Some industry leaders also suggest leveraging tech, such as VR and AR, to aid DE&I efforts. According to Nichol Bradford, executive director of the Transformative Technology Lab at Sofia University and CEO and founder of the Willow Group, “with seven billion people, we need the added support and insight [of new tech].”
Lastly, according to CIO, many nonprofit organizations are trying to improve diversity in the tech community, including:
- Black Girls Code
- Lesbians Who Tech
- National Society of Black Engineers (NSBE)
- Society of Hispanic Professional Engineers (SHPE)
- Wonder Women Tech
- Society for Advancement of Chicanos/Hispanics and Native Americans in Science (SACNAS)

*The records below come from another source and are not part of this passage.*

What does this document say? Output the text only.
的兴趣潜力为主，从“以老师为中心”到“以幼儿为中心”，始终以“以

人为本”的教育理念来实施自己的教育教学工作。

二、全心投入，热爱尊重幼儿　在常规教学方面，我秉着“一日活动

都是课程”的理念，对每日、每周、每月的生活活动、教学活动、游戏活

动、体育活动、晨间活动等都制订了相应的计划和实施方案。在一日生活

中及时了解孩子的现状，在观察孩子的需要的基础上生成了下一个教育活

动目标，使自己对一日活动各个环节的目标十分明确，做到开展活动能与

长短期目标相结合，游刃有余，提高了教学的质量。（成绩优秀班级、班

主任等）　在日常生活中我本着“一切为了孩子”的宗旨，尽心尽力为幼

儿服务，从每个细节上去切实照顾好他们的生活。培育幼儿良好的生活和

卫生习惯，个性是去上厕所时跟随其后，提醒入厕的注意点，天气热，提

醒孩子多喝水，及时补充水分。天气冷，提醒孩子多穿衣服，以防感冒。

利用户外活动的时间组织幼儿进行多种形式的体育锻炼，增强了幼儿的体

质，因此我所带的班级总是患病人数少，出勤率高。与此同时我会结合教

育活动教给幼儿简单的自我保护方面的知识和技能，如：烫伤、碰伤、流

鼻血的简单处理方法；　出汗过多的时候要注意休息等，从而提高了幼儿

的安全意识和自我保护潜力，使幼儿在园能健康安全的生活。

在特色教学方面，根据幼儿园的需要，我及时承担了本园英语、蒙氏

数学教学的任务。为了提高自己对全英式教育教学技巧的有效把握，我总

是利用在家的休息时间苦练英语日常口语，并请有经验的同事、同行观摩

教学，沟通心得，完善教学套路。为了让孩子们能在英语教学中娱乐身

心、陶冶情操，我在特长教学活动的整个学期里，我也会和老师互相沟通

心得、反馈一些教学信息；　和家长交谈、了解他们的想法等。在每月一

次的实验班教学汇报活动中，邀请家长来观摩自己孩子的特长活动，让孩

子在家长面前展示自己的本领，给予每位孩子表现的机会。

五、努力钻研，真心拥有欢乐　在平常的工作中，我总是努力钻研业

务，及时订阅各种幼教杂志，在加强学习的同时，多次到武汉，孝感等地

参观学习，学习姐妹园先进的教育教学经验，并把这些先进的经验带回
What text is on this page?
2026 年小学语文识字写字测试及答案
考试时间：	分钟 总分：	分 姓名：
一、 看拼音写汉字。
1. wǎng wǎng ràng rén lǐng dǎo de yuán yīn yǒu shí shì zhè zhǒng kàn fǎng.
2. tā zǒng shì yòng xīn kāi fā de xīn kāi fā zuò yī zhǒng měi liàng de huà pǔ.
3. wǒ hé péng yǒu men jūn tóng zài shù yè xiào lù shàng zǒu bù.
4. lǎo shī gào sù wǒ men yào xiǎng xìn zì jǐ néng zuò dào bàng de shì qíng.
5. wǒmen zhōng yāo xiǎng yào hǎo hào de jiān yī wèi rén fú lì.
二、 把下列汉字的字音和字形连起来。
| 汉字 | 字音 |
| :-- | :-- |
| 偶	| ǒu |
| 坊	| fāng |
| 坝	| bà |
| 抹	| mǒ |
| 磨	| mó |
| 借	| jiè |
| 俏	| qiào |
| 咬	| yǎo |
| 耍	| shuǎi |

Chipping Away at the Lack of DE&I in Tech
Change cannot happen overnight, so it will likely take some time for tech companies to improve their DE&I efforts. Whether it means revisiting their DE&I strategy, hiring a DEI officer, or even starting an open dialogue with employees, more needs to be done to become more representative of all individuals and society as a whole.
There’s no single reason to explain the lack of DE&I in tech, but more companies in this space need to realize how important it is to prioritize DE&I moving forward.